We've heard this sort of crap from Romney so often before. He won't just say and do anything for votes, he'll promise anything as well. (And, of course, he has some rather significant problems with the truth.)

First, assuming Romney wins, if the unemployment rate is that low by the end of his first term, it won't be because of anything he's done. It would only be because a) the global economy has improved significantly enough to pull the U.S. along for the ride; b) there has been a significant enough domestic stimulus to create a huge number of jobs; c) the U.S. is embroiled in a massive foreign war; or d) pigs fly, hell freezes over, the Cubs win the World Series, and nothing makes any rational sense whatsoever.

It could be a), and we're already seeing signs of sustainable recovery, including domestic job growth, but the president has very little impact on the global economy, and so that wouldn't be Romney's doing at all.

Romney isn't about to embrace demand-side Keynesianism, whatever his former inclinations (back when he was something other than the suck-up to the far right he is now), not with his party so firmly entrenched against government spending, and so isn't about to push a major stimulus package, so forget b).

With all the saber-rattling among Republicans, a war is possible (like with, say, Iran), but it would likely not be enough of one to stimulate the economy enough to create widespread employment, so forget c). Although I must at least acknowledge the possibility of an alternative c), which would be conscription. You never know.

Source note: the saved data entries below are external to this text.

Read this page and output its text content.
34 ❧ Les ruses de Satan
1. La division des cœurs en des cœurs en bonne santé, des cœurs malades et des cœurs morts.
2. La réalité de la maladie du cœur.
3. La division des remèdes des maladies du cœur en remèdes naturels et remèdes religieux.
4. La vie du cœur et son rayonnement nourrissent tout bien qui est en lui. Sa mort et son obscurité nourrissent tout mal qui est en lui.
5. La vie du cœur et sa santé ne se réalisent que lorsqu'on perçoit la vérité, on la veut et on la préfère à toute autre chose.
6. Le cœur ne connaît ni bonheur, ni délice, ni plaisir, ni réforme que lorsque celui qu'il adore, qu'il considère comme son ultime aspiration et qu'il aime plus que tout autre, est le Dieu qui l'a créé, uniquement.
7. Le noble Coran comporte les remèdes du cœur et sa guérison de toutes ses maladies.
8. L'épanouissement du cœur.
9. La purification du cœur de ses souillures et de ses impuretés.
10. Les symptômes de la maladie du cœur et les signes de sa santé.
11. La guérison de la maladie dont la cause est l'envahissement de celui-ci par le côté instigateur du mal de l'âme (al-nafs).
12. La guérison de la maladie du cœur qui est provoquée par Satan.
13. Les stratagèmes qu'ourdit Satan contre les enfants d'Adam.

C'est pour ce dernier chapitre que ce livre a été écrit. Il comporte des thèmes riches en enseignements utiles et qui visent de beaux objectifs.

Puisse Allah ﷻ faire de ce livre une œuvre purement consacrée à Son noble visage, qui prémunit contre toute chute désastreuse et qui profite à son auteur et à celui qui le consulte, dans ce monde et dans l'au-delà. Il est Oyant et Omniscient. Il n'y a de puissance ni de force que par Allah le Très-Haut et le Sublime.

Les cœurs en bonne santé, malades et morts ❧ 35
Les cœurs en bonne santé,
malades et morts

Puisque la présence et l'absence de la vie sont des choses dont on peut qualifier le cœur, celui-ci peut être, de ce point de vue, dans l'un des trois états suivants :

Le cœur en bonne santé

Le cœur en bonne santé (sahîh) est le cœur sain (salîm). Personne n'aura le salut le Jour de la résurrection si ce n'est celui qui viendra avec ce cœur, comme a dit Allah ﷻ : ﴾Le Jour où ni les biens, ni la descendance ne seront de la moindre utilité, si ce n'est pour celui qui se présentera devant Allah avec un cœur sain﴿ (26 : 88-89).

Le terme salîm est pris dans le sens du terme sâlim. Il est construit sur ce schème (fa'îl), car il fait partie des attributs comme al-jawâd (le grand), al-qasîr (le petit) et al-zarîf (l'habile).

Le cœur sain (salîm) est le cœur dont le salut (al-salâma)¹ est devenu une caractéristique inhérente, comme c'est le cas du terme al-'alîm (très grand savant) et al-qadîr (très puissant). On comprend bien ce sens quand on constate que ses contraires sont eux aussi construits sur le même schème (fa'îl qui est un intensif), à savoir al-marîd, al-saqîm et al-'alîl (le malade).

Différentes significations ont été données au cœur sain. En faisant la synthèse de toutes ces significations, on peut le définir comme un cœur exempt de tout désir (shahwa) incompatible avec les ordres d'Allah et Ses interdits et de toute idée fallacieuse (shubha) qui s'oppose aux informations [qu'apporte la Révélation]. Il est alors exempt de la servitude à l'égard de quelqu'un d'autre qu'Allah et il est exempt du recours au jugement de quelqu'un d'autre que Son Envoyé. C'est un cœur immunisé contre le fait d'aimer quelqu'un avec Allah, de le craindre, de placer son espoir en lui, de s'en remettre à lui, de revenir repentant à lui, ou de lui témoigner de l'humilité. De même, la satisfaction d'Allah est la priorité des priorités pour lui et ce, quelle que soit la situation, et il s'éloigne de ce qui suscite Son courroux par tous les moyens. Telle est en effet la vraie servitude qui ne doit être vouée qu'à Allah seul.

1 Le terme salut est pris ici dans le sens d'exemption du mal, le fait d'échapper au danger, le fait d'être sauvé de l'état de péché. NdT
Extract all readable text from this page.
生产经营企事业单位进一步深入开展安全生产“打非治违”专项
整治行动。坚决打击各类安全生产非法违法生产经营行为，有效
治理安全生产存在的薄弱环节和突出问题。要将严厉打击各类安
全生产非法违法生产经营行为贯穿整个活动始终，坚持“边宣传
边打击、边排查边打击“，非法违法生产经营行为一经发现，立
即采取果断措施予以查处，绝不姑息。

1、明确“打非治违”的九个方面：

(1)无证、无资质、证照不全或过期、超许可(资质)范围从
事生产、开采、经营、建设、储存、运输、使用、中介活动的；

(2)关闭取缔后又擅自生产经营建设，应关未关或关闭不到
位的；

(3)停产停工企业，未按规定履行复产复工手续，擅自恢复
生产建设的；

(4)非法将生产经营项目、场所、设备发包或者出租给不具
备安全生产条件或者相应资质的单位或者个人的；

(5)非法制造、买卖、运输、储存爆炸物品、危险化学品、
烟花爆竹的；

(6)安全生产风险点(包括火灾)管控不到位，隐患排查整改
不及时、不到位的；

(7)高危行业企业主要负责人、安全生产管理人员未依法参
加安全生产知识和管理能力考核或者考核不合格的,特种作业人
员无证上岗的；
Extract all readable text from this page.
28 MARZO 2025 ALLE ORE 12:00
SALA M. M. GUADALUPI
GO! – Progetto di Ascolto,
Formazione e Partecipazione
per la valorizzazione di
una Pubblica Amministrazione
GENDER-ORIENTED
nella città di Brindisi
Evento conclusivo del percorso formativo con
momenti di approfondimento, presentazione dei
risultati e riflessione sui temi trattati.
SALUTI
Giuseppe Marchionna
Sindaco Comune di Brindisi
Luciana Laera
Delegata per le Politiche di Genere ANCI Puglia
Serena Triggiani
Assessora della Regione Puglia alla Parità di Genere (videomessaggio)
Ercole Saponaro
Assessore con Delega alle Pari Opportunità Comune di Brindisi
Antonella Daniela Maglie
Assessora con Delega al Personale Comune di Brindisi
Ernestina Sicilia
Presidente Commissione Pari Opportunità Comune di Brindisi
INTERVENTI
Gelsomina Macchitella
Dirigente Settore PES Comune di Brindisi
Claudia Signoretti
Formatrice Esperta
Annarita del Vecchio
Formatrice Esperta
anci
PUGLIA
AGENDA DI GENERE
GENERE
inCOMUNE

I have nothing to say about d) other than that Romney would take credit for any of those things and say he was for it all along, no matter what he may have said in the past, back before all the sucking up.

I suppose e) would be a redefinition of unemployment altogether, also possible given Romney's penchant for blatant dishonesty. (This is the man, remember, who recently took "a lot of credit", utterly without merit, for General Motors's success despite having previously called, more or less, for its obliteration, and explicitly for Detroit's bankruptcy, yet another "Etch a Sketch" moment.)

In any event, to repeat, it wouldn't be Romney's doing.

Second, it's ridiculous (and incredibly unrealistic) to blame the president for not "turning around the economy," as if turning it around means not just fixing it but making it the dominant global force it once was. (Note to my dear American friends: It never will be. Ever. Ever. Again. Sorry.) Against all manner of ugly Republican obstructionism, Obama succeeded in slowing and then reversing the downward spiral in which he found the economy upon taking office. If not for the Republicans, the stimulus would have been larger, and hence the recovery quicker and greater. If not for the Republicans, the U.S. wouldn't have the mass of debt it has today, largely as a result of Republican militarism and the Bush tax cuts. And so on and so on...

Basically, there wasn't much Obama could do, and in fact, in retrospect, it's amazing he got done what he did -- stabilizing the economy and unemployment and putting in place the tools for recovery, including the Wall Street and auto industry bailouts (whatever else you might think of them, especially the former). So the question isn't what Obama should have done but didn't but what the economy would look like had he not been president, or, more to the point, if the Republicans had held the White House along with Congress and imposed their destructive policies on the country -- the ones Romney is pushing now.

Third, unemployment is already coming down... under Obama:

When Obama took office in January 2009, unemployment stood at 7.8 percent and rose throughout the year, peaking at 10 percent in October. It's been slowly declining since, hitting 8.1 percent in April, although job growth has slowed in recent months.

In other words, he's actually presided over significant job growth, including notably in the private sector. Is it moving in the right direction? Yes. Is it moving quickly enough? No. But, again, there's only so much Obama can do, not just because of Republican obstructionism but because he only has so much control -- and really not very much at all -- over the U.S. labor market. He can't force employers to hire, after all, and there isn't much he can do about U.S. corporations sitting on massive amounts of cash and profit.

Third, what has Romney ever done to create jobs? And why should anyone trust a shameless vulture capitalist to guide the economy to the promised land and bring the bounty of mass employment to the American people?

As the Trojans might have said, beware of people named Mitt Romney making promises they cannot possibly keep.